1 En effet tout être est constitué d’essence et d’existence, en tant que l’essence est la quiddité de la chose et que l’existence est sa réalisation dans la Réalité concrète. Exemple : un personnage de roman n’existe pas, mais j’en conçois pourtant bien une sorte d’être dans mon esprit : c’est son essence. Par contre tel homme que je connais est un être que je conçois dans mon esprit quand je pense à lui (essence), mais qui de plus, existe bel et bien (existence).
2 Thomas d’Aquin st, De Regno, ch. I, l. 20-21.
3 Cf. Aristote, Physique, II, c. 2, 194 a 13.
4 Thomas d’Aquin st, ST, Ia, q 105, a 6.
5 Ontologique : de l’être en tant qu’être.
6 Thomas d’Aquin st, ST, Ia, Q 21, a1, ad 3.

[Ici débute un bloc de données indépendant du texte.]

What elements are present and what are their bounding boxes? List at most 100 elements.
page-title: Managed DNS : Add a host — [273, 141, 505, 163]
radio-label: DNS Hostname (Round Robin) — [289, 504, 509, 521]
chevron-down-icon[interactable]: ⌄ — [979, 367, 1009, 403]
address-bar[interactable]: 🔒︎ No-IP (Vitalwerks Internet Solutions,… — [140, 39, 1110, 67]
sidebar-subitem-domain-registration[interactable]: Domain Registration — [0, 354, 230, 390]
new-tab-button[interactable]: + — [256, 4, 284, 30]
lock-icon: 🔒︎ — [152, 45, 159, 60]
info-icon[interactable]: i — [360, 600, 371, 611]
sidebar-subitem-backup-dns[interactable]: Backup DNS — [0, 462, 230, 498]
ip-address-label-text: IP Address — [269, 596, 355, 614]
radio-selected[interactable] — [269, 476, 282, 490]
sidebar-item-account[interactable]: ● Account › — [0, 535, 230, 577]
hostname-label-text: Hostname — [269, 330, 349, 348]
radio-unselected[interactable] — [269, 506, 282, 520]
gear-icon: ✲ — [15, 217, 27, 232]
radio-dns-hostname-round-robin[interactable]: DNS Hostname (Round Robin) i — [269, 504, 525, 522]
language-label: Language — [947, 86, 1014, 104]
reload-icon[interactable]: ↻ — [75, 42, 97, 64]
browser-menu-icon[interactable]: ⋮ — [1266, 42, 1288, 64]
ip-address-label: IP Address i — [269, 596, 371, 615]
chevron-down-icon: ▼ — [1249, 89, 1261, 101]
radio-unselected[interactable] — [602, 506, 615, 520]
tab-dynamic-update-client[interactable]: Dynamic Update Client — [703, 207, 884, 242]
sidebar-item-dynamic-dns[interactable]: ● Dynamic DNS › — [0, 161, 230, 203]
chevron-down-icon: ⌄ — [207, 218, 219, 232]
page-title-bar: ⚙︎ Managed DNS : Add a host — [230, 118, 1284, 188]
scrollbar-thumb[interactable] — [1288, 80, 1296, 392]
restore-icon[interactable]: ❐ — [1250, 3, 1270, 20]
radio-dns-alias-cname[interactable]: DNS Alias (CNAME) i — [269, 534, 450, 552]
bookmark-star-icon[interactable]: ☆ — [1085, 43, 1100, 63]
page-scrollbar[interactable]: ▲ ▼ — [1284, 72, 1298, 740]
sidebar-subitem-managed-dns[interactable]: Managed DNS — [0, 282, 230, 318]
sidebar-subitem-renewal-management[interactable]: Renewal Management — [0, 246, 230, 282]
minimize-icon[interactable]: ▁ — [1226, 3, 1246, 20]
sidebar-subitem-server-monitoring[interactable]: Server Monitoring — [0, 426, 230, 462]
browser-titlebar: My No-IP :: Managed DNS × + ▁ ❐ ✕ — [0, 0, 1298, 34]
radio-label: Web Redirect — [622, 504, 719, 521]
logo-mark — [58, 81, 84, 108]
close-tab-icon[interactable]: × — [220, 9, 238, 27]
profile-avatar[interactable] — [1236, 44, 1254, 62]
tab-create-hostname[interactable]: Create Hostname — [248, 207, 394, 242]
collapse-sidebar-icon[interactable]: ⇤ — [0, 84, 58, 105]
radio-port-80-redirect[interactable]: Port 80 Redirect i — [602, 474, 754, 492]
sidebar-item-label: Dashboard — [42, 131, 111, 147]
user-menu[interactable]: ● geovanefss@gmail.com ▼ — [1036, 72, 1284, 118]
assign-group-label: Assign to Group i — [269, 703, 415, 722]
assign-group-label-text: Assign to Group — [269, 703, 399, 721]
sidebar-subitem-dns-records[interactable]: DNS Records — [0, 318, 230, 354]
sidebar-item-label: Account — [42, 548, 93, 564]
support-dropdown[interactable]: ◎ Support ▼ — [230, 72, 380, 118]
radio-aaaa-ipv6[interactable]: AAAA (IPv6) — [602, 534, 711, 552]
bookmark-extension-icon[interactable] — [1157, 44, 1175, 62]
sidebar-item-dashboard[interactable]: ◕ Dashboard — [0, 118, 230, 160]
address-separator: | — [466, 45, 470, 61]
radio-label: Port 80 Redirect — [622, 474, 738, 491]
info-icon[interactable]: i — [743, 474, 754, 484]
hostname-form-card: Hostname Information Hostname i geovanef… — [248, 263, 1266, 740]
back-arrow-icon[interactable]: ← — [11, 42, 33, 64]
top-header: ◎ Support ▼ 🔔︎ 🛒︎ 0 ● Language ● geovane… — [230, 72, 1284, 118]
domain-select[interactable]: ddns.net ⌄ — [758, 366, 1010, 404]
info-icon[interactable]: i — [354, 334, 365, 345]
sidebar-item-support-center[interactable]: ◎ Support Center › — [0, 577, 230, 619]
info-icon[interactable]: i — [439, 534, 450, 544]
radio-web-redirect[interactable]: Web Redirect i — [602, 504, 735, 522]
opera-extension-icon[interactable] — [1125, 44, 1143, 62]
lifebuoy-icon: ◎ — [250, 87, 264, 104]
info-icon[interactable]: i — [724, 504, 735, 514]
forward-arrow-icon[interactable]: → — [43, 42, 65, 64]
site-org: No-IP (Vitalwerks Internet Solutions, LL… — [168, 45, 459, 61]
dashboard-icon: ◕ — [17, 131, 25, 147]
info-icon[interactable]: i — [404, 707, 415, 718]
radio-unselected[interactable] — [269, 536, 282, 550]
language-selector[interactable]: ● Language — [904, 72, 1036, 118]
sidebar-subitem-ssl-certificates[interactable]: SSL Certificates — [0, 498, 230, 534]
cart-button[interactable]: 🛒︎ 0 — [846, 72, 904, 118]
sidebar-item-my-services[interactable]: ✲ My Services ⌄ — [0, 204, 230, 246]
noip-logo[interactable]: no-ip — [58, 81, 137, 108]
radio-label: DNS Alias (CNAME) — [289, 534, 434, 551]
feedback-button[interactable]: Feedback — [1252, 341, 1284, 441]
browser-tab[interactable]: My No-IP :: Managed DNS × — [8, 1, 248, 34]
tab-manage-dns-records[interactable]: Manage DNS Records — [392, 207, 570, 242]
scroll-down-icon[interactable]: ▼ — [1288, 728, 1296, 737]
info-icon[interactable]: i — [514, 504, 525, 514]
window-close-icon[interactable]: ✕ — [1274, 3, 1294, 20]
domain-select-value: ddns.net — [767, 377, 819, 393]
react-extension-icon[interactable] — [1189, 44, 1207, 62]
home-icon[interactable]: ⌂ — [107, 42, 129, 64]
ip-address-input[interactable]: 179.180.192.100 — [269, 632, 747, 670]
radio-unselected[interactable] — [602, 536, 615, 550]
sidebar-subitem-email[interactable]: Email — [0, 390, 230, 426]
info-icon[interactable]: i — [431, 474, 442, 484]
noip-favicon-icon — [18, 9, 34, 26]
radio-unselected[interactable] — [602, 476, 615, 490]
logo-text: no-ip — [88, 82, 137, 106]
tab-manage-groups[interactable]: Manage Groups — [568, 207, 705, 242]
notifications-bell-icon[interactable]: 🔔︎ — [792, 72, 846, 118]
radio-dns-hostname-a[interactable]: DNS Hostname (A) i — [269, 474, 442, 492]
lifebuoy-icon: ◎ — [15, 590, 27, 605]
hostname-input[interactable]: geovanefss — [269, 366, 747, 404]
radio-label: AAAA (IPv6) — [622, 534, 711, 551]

7 De la même manière Saint Thomas explique l’existence nécessaire de l’intellect agent vis-à-vis de l’intellect passif. Car pour penser en acte, l’intellect passif, nécessite par sa nature une fonction actualisatrice en tant que nature d’intellect. Thomas d’Aquin st, De anima, a. 4 pour la démonstration de la nécessité d’admettre un intellect agent; mais encore : CG, II, c. 76 ; ST, I, q.79, a. 4, ad4 ; CG, II, c. 77.
8 Pedro Descoqs SJ, Le mystère de notre élévation surnaturelle, Beauschesne, 1932, p.119, cité in Peut-il exister une politique chrétienne, Bernard de Midelt, 2011, p.44. (Pedro Descoqs fut lourdement combattu par Lubac et ses amis, notamment dans l’ouvrage Surnaturel).